Many have concerns following the passage of the genetic non-discrimination bill. The impacts of the bill on the life insurance industry in Canada could be substantial.
On March 9, Justice Minister Jody Wilson-Raybould said she would go to the Supreme Court to review the constitutionality of the bill, which she believes infringes on provincial jurisdiction. Justin Trudeau, Prime Minister of Canada, tried to get the caucus to support this position, but most Members of Parliament ignored his will and voted in favour of the bill.
Has created uncertainty in the life insurance industry
The bill provides for protection of genetic characteristics under the Canadian Human Rights Act and prohibits anyone from requiring an individual to undergo a genetic test or disclose genetic test results.
Though it is to be reviewed by the Supreme Court, the bill has created uncertainty in the life insurance industry, many sources told FlashFinance.ca, a sister publication of The Insurance and Investment Journal. They all requested anonymity.
One of these sources told FlashFinance.ca that he is worried that if someone gets a genetic test and discovers they have a predisposition for multiple sclerosis for example, they might decide to purchase critical illness insurance. This kind of situation could add a new layer to anti-selection problems.

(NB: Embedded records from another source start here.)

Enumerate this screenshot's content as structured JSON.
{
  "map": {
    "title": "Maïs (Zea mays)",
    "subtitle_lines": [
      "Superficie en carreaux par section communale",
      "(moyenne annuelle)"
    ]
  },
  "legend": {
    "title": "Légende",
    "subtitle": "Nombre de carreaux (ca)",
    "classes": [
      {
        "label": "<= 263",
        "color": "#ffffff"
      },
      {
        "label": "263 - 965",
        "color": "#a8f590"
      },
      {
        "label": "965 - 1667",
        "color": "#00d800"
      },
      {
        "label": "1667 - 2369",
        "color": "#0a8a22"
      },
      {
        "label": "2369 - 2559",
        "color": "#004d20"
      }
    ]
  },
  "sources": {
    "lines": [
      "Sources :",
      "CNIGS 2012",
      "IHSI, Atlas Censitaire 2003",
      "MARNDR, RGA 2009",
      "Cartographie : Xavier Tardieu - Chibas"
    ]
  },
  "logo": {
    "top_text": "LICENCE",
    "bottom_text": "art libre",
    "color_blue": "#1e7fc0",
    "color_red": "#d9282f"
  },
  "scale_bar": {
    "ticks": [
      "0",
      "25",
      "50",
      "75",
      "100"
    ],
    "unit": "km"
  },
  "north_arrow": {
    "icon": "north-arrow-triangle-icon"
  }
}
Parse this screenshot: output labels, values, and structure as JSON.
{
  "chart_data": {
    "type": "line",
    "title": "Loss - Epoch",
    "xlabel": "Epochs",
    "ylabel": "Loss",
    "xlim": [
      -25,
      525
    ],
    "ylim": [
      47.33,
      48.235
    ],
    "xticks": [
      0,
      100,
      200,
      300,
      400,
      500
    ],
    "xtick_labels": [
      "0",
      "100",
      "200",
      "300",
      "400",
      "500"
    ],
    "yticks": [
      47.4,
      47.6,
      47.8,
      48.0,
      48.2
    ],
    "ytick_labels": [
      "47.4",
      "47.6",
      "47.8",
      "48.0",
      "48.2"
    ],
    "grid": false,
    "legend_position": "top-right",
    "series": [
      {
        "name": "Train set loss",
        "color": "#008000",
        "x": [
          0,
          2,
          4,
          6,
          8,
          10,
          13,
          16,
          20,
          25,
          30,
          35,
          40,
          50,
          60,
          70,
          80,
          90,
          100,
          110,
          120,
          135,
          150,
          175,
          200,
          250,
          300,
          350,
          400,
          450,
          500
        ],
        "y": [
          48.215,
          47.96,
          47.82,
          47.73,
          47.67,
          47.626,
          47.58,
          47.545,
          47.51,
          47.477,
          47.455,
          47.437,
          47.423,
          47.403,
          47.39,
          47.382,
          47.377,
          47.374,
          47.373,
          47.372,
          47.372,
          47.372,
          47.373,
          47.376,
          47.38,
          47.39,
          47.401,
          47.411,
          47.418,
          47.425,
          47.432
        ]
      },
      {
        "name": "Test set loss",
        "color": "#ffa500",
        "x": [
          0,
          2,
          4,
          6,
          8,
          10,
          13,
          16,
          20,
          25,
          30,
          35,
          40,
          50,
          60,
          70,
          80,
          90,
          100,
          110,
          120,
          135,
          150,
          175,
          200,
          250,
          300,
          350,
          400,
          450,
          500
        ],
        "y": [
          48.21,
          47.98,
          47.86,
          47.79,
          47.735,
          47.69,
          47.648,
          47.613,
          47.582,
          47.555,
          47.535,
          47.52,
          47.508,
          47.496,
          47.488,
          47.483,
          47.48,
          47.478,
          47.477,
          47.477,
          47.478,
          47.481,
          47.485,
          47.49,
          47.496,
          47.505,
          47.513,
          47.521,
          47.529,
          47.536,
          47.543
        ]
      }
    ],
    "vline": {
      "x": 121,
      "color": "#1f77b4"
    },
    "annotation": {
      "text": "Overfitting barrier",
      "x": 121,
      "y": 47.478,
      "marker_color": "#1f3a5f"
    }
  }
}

“What we see happening with genetic testing is another trend towards anti-selection. If you allow access to a life insurance product, without the person having to reveal if they are ill or at risk of being so, they will purchase it. Other healthy individuals will not necessarily buy it. This is how anti-selection can occur,” explained the source.
Since product pricing is based on a wide pool of insured individuals, increased anti-selection leads to higher overall pricing.